European Champions Cup has lost its kudos without travelling supporters

Winning the European Cup used to be the pinnacle of the club game. But I wonder if Covid-19 has damaged anything in rugby more than the Champions Cup and Challenge Cup.

What made competing in Europe so special was for fans to be able to travel between countries – it created that closeness, that connection between the different nations. Being able to travel to the south of France, or to Italy. Watching your side at Thomond Park or playing in Edinburgh and Cardiff. Those games made the tournament special, and because it happened annually for nearly two decades it became really important to the players because they realised how much it meant to their supporters to be playing against the best sides in Europe year in, year out. Without the supporters, the concept just does not work. The lure has been damaged.

In Europe, you don’t get the same tribalism you have with the derbies in England such as Leicester-Northampton, Bath-Gloucester, Harlequins-London Irish. That animosity isn’t there. Yes, teams might have a history with each other, such as Wasps and Toulouse who meet again this weekend, a rematch of the 2004 final with Clement Poitrenaud’s moment of hesitancy. Munster and Leicester don’t really like each other. But look at this weekend’s fixtures.

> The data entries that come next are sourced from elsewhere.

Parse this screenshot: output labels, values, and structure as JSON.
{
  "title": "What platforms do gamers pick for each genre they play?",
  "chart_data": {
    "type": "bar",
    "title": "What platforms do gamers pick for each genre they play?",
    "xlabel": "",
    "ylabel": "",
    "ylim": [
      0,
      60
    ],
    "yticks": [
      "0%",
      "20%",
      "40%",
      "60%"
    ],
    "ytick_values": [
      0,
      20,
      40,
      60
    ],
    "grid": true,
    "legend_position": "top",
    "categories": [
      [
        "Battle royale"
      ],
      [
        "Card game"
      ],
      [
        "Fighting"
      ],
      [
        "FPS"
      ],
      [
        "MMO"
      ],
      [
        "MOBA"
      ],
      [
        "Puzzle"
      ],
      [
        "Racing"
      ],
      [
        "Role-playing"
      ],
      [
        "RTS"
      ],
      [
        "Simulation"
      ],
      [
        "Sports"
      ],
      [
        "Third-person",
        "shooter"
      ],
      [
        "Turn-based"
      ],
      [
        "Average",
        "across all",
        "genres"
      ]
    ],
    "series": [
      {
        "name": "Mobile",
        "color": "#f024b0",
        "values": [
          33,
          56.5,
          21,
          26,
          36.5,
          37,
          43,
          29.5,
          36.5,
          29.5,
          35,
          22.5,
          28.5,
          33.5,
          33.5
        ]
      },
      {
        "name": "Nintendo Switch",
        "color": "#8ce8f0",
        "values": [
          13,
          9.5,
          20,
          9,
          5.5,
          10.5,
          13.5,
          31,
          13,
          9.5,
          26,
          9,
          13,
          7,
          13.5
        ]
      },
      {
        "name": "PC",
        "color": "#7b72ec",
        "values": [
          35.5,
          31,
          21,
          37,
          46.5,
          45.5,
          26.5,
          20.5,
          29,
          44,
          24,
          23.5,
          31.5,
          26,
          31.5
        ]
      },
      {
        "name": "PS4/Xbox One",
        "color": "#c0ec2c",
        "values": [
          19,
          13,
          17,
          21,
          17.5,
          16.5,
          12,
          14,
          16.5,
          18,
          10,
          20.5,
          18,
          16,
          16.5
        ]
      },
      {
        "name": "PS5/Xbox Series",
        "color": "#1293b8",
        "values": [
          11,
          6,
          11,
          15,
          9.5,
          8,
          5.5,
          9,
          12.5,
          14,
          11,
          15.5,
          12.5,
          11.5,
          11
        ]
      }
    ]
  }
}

Cardiff and Harlequins doesn’t fire you up. Biarritz-Newcastle – that’s a nice town to go to. Connacht and Leicester? Not really.

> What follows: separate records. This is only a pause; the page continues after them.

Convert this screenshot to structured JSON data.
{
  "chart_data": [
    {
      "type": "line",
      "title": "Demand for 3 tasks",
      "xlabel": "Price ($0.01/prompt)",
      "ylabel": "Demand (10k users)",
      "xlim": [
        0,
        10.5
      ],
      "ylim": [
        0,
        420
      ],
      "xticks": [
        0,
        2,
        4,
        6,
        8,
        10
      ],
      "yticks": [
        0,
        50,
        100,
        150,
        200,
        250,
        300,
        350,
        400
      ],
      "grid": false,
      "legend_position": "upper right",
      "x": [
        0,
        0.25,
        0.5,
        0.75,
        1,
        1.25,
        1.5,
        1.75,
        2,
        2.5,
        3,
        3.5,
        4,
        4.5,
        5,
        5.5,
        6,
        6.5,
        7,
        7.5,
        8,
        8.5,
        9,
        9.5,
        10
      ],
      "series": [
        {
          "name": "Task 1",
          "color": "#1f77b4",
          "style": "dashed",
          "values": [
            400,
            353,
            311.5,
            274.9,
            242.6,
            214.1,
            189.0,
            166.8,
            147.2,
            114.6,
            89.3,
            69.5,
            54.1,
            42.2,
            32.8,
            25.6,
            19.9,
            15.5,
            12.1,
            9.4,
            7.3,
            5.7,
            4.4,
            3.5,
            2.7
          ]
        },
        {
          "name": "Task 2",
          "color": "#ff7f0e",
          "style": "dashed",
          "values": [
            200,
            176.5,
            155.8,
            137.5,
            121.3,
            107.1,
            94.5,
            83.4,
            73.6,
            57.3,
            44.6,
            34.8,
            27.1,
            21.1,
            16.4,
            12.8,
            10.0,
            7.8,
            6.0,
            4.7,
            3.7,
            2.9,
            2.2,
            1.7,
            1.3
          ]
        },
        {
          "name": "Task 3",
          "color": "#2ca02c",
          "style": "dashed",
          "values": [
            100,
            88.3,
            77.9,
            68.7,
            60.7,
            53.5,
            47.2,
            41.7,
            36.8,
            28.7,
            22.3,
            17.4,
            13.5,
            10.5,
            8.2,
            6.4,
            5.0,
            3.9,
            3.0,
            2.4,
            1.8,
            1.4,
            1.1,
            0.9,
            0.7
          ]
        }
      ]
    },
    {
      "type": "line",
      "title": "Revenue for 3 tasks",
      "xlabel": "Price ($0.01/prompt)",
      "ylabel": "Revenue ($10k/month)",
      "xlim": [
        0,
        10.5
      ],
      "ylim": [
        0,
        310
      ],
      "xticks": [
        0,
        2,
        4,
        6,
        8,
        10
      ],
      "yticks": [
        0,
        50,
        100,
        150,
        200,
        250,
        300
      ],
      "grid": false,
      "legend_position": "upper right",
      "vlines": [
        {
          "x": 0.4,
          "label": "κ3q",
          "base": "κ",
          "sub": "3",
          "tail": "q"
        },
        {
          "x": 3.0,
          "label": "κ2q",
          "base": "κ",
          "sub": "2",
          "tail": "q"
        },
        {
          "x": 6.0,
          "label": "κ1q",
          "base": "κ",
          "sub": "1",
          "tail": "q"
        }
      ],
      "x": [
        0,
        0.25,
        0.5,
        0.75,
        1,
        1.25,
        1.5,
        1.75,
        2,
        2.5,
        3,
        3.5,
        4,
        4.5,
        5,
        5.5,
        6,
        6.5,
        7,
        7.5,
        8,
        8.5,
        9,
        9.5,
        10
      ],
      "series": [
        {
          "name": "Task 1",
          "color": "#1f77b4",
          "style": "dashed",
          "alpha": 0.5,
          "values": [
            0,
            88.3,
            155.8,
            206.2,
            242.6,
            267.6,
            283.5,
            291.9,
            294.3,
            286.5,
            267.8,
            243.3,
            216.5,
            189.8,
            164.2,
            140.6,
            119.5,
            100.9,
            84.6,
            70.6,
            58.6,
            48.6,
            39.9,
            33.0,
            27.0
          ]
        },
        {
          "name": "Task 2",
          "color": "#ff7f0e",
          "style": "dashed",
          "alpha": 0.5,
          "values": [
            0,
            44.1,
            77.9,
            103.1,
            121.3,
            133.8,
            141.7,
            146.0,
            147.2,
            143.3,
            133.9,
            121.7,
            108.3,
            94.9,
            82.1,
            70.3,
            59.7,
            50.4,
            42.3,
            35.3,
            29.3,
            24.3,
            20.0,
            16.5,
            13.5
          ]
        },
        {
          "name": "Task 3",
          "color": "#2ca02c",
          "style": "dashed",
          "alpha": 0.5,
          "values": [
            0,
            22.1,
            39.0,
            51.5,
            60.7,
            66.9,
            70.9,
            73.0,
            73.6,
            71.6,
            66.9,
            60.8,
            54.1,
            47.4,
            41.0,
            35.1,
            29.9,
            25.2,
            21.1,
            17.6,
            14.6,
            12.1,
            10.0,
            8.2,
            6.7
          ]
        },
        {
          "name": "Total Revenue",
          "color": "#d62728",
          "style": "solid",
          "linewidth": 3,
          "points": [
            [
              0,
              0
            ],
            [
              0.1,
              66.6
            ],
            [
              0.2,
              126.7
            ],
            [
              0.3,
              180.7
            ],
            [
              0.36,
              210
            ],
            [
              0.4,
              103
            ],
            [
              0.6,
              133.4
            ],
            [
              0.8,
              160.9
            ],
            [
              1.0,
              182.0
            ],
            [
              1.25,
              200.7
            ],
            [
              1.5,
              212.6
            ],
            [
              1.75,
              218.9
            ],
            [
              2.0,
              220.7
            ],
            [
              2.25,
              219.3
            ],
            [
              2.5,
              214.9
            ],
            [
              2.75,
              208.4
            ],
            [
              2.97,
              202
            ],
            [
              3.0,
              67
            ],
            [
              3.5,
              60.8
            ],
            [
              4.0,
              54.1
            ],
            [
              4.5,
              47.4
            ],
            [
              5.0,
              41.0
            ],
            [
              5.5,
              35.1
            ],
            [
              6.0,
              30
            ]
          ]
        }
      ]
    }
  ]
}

Without that fire, combined with no spectators, Covid has denied the competition the chance to keep its foot on the pedal. If anything, the domestic leagues have now become more important for clubs to win. 

Take Harlequins this season. If you asked them which competition they would rather win, Premiership or Champions Cup, the natural progression used to be that you won your domestic league, and then the next season went on to try and win Europe. The Champions Cup used to become your main focus. We have won our own league, now let’s go and beat everyone in Europe. Now, I am sure the Harlequins boys want to do that. But if you gave them the choice of retaining their Premiership title or winning Europe, I am not sure which way they would go this season. Because the Champions Cup doesn’t feel as weighty as it used to, it doesn’t have the same kudos of previous years. And I think that largely comes down to Covid and the inability to go to away games and get spectators in all the grounds.

There have obviously always been differences in culture, but we are now seeing differences in politics too. Look at Cardiff. If you are one of their supporters, you are sat there wondering why you cannot go to the game when Harlequins last week played in front of a full house against Exeter, and a few weeks before that, at Twickenham, had more than 70,000 in attendance. How is it different? Why are we different? Covid has pushed everyone further apart in European rugby and the organisers need to find a way to bring it all closer together again.

On another note, there’s a real question about how English clubs are going to compete in Europe moving forward following the reduction of the salary cap. Players such as Vaea Fifita at Wasps, their big signing this season, are now moving to Wales or Scotland. That has not happened for as long as I can remember. How can you be getting paid more there than you can in the Premiership? There is a rebalancing going on between England and the Celtic nations, while teams in France just continue spending whatever the hell they like to entice and build massive squads.

I think clubs in France would still rather win the Top 14 than the Champions Cup, unless you are serial runners-up in Europe like Racing 92. Clermont were the same in the past, less so now. Toulouse can win it because their ‘C’ team is probably better than anyone else’s. Where does the competition end up going if the French clubs dwarf the rest and all don’t necessarily, as a priority, want to win it? Obviously with the notable exception of Leinster.

It’s a fantastic competition at its best. The last-16 format we had in 2020-21, because of Covid, was an interesting new format. But it hasn’t felt as exhilarating for a couple of years and that’s not down to the teams or players, but Covid limiting cross-border travel.

I hope in the future we can make it the great tournament again that it has been for the past 20 years. You can forget the last two seasons – don’t worry Exeter and Toulouse, you can keep your titles – but I want the emotion and the supporters to come back to the tournament in force, to have a beer together and to make the Champions Cup the pinnacle of club rugby again in Europe, which it deserves to be once this is all over.